In the 1940s, then-Yale President Charles Seymour called for the United States to support the Allies in the second world war. The following decade, Whitney Griswold used his position as University president to speak out against McCarthyism and the Red Scare. And in the ’60 and ’70s, Kingman Brewster openly denounced the Vietnam War.
Now, nearly four years into his tenure, University President Peter Salovey is confronting a new moment of political turbulence: the rise of President Donald Trump. As university leaders across the United States scramble to respond to the new administration, Salovey faces a challenging strategic question: When should he speak out against Trump, and how should he communicate the University’s message?
Since the inauguration in January, Salovey has said relatively little about the new president in public, limiting his comments to two campuswide emails that denounced Trump’s executive order banning immigrants from seven predominantly Muslim countries.
In an interview with the News last week, Salovey said he will only respond to Trump on issues that directly affect University life, such as federal funding for research and immigration policies that impact students and faculty.
“I’m not reluctant to speak out,” Salovey said. “But I think it’s important that for my voice to have maximum impact, I should speak out on issues that are most relevant to University life.”
As a tax-exempt 501(c)3 organization, Yale is not allowed to endorse or oppose political candidates, and University leaders are prohibited from making “partisan comments,” according to Internal Revenue Service guidelines.
“Constraining my speech to issues that directly affect us is a way of being in compliance with those rules,” Salovey said. “I have to choose my words in a wise way, and if you speak on everything people begin to listen to nothing. When I speak out … I want to make sure I have an impact.”
Still, some students at Yale said Salovey should respond more aggressively to the new administration in Washington, D.C. Will McGrew ’18, who helped lead Yale Students for Hillary, said Salovey should use the prestige of his job title to encourage university leaders across the country to speak out against Trump.
“His choice is much more likely to have an impact nationally than the president of [Louisiana State University] or the president of Kansas State,” McGrew said. “If you’re the president of Yale, you have the ability to impact the public discourse.”
On Jan. 29, two nights after Trump signed the immigration order, Salovey sent an email condemning the policy and expressing support for students and faculty who might be affected. But that evening, he did not speak at a vigil on Cross Campus attended by hundreds of community members, later saying that the event was organized by students and that no one asked him to participate.
That approach puts Salovey in line with the leaders of most of Yale’s peer institutions. Only one Ivy League president has given a speech about Trump: Amy Gutmann of the University of Pennsylvania, who denounced the immigration order at a rally on the university’s quadrangle last month. In her speech, Gutmann touched on her own immigrant family background, including her father, who was a Jewish immigrant who fled Nazi Germany.

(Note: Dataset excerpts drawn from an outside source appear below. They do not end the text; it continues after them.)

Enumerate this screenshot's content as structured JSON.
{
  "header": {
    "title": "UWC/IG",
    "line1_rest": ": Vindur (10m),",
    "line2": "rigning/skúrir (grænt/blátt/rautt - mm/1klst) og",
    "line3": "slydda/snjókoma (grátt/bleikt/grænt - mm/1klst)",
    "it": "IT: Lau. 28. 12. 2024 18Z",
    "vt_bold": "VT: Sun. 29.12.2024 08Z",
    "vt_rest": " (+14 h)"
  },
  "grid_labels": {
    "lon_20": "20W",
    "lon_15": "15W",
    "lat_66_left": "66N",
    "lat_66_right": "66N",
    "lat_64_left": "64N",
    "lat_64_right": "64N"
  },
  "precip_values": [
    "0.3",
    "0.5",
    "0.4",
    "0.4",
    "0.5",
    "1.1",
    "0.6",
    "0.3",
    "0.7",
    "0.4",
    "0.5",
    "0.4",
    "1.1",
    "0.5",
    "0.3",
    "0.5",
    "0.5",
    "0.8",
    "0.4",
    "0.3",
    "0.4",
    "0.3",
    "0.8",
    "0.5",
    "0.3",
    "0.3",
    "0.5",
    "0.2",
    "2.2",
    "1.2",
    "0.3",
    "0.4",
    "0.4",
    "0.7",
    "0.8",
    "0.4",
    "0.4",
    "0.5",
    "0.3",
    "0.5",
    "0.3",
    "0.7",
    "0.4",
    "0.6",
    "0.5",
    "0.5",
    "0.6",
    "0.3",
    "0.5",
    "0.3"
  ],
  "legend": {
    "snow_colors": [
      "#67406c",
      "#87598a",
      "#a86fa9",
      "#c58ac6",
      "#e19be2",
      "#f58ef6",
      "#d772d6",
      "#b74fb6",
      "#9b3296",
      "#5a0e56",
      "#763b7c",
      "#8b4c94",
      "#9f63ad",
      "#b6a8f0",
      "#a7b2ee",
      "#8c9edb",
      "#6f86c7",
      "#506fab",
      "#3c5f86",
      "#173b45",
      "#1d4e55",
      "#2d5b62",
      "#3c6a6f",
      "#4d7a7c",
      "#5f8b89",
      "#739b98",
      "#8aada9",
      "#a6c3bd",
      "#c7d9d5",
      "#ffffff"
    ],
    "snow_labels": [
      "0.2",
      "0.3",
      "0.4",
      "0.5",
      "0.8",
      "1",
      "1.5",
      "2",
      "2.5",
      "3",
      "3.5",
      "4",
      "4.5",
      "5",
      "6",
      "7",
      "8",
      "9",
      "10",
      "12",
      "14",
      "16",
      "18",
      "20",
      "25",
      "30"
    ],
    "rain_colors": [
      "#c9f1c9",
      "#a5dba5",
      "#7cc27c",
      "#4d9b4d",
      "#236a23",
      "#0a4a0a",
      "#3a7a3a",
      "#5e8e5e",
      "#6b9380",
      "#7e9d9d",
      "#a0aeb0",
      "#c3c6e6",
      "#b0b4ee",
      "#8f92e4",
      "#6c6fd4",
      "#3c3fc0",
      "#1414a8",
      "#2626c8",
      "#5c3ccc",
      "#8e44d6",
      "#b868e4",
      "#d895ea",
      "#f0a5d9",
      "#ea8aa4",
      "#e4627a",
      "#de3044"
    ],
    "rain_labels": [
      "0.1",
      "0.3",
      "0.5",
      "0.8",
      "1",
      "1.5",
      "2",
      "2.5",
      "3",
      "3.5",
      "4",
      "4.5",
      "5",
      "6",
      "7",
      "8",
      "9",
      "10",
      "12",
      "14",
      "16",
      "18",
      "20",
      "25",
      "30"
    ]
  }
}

But the rise of Trump has also prompted community members to wonder whether political jeremiads from the Yale president would make any impact on the national discussion. In the past, Yale presidents could summon major newspapers to campus if they planned to give an important speech, according to former University Secretary Sam Chauncey ’57. But gaining traction in the world of social media and 24/7 cable news is significantly more difficult.
“It was easier to do in the ’60s or the ’50s than it is now, because there is so much generation of news,” Chauncey said. “Even if the president of Harvard or Yale gets up and says ‘this was a terrible mistake,’ it may not even be covered. If Peter Salovey wanted to make a major statement to the country, I don’t know how the hell you’d do it in today’s environment.”
Moreover, for the most part, university presidents are no longer recognizable national figures the way they were 50 years ago, Chauncey added.
“University presidents either don’t want to take that leadership role, or the society just isn’t interested in hearing from them,” he said.
Chief Research Archivist Judith Schiff, who has studied the University’s history for decades, said Yale presidents have engaged in varying levels of political activism, largely depending on their personality. Brewster spoke openly about civil rights and the Vietnam War, whereas his successor A. Bartlett Giamatti focused on refurbishing campus buildings and resolving a bitter union dispute, Schiff said.
Salovey told the News that he sees his approach as “quite similar” to those of past Yale presidents. And he emphasized that the University has responded to Trump in a variety of ways, joining a lawsuit against the immigration order and signing letters sponsored by the Association of American Universities.
Salovey has not travelled to Washington since the inauguration, but generally the Yale president visits the Capitol about twice a semester to meet with lawmakers. And in his interview, Salovey defended his campuswide emails as an important tool for communicating quickly with students and faculty.
“I don’t have strong feelings whether speeches are better than email,” he said. “But the point is, often we need to get the word out quickly, and there may not be an appropriate forum planned. Email allows my voice to be heard.”